US District Judge Lorna G. Schofield on Tuesday imposed the sentence under terms of a plea deal with prosecutors, which was preceded by Glencore pleading guilty in May to a single count of conspiring to violate the Foreign Corrupt Practices Act. The company must pay a fine of $428.5-million and $272.2-million in criminal forfeiture.

The penalty is part of the $1.5-billion Glencore agreed to pay to resolve bribery and market-manipulation probes in the US, UK and Brazil. Glencore units agreed to plead guilty to a list of charges ranging from bribery and corruption in South America and Africa, to price manipulation in US fuel-oil markets.

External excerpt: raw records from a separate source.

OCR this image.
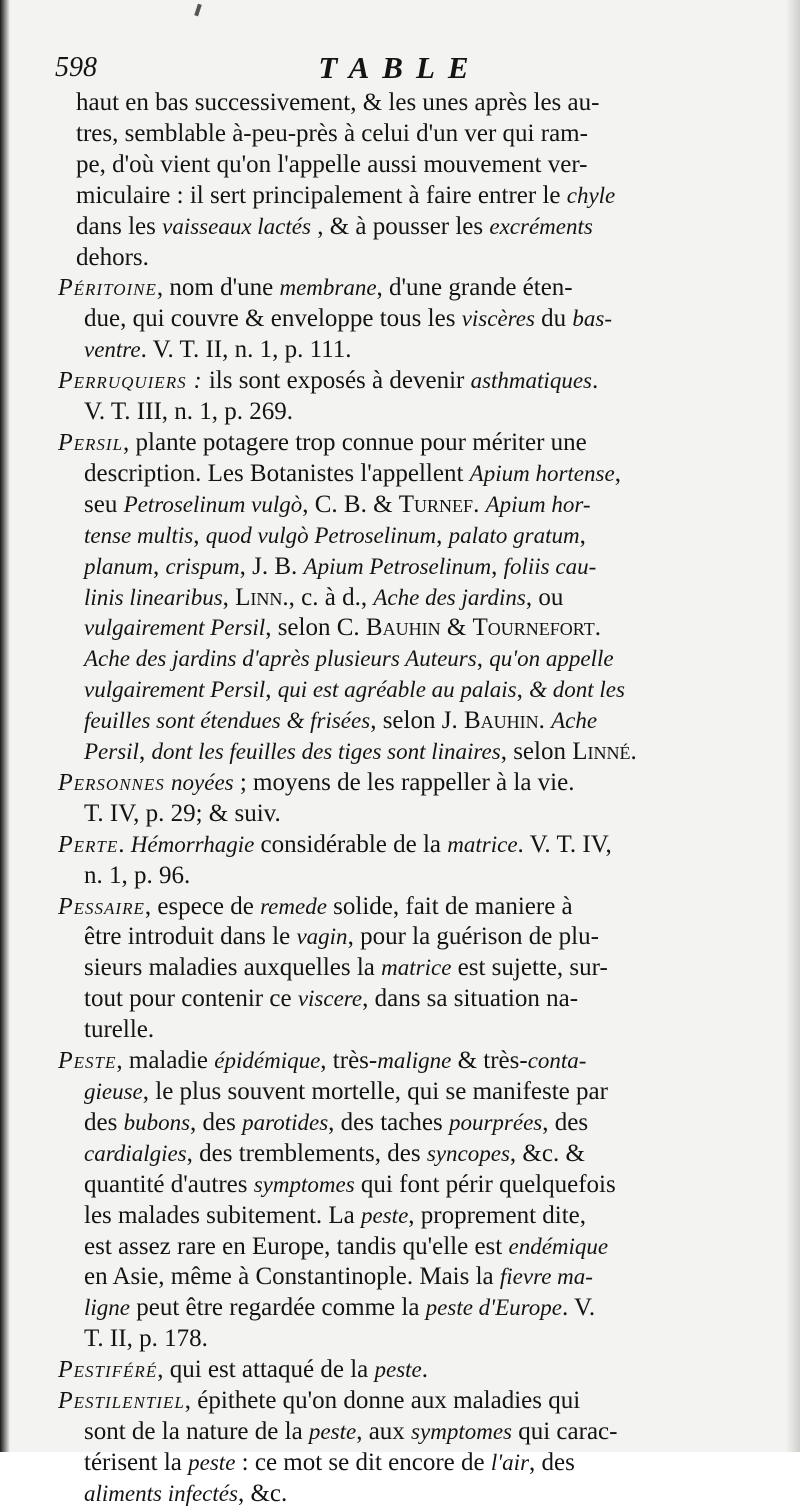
598	TABLE
haut en bas successivement, & les unes après les au-
tres, semblable à-peu-près à celui d'un ver qui ram-
pe, d'où vient qu'on l'appelle aussi mouvement ver-
miculaire : il sert principalement à faire entrer le chyle
dans les vaisseaux lactés , & à pousser les excréments
dehors.
Péritoine, nom d'une membrane, d'une grande éten-
due, qui couvre & enveloppe tous les viscères du bas-
ventre. V. T. II, n. 1, p. 111.
Perruquiers : ils sont exposés à devenir asthmatiques.
V. T. III, n. 1, p. 269.
Persil, plante potagere trop connue pour mériter une
description. Les Botanistes l'appellent Apium hortense,
seu Petroselinum vulgò, C. B. & Turnef. Apium hor-
tense multis, quod vulgò Petroselinum, palato gratum,
planum, crispum, J. B. Apium Petroselinum, foliis cau-
linis linearibus, Linn., c. à d., Ache des jardins, ou
vulgairement Persil, selon C. Bauhin & Tournefort.
Ache des jardins d'après plusieurs Auteurs, qu'on appelle
vulgairement Persil, qui est agréable au palais, & dont les
feuilles sont étendues & frisées, selon J. Bauhin. Ache
Persil, dont les feuilles des tiges sont linaires, selon Linné.
Personnes noyées ; moyens de les rappeller à la vie.
T. IV, p. 29; & suiv.
Perte. Hémorrhagie considérable de la matrice. V. T. IV,
n. 1, p. 96.
Pessaire, espece de remede solide, fait de maniere à
être introduit dans le vagin, pour la guérison de plu-
sieurs maladies auxquelles la matrice est sujette, sur-
tout pour contenir ce viscere, dans sa situation na-
turelle.
Peste, maladie épidémique, très-maligne & très-conta-
gieuse, le plus souvent mortelle, qui se manifeste par
des bubons, des parotides, des taches pourprées, des
cardialgies, des tremblements, des syncopes, &c. &
quantité d'autres symptomes qui font périr quelquefois
les malades subitement. La peste, proprement dite,
est assez rare en Europe, tandis qu'elle est endémique
en Asie, même à Constantinople. Mais la fievre ma-
ligne peut être regardée comme la peste d'Europe. V.
T. II, p. 178.
Pestiféré, qui est attaqué de la peste.
Pestilentiel, épithete qu'on donne aux maladies qui
sont de la nature de la peste, aux symptomes qui carac-
térisent la peste : ce mot se dit encore de l'air, des
aliments infectés, &c.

Prosecutors claimed Glencore paid more than $100-million in bribes to government officials in Brazil, Nigeria, the Democratic Republic of the Congo and Venezuela. They said Glencore made $315-million from the scheme.

On Monday, Schofield ruled Glencore must pay $29.6-million to the founders of a company that provided healthcare services in 11 African countries but was forced to shut down. Crusader Health claimed it was driven out of business after Glencore bribed a public official in the Democratic Republic of the Congo to throw out a lawsuit brought by Crusader against a Glencore subsidiary.

In September, the commodity firm was sentenced in Connecticut to pay $486-million in fines and forfeitures in a case in which Glencore admitted conspiring to manipulate oil-price benchmarks. In November, a London judge imposed a £276-million ($333-million) penalty for Glencore’s effort to bribe government officials for access to oil cargoes across Africa.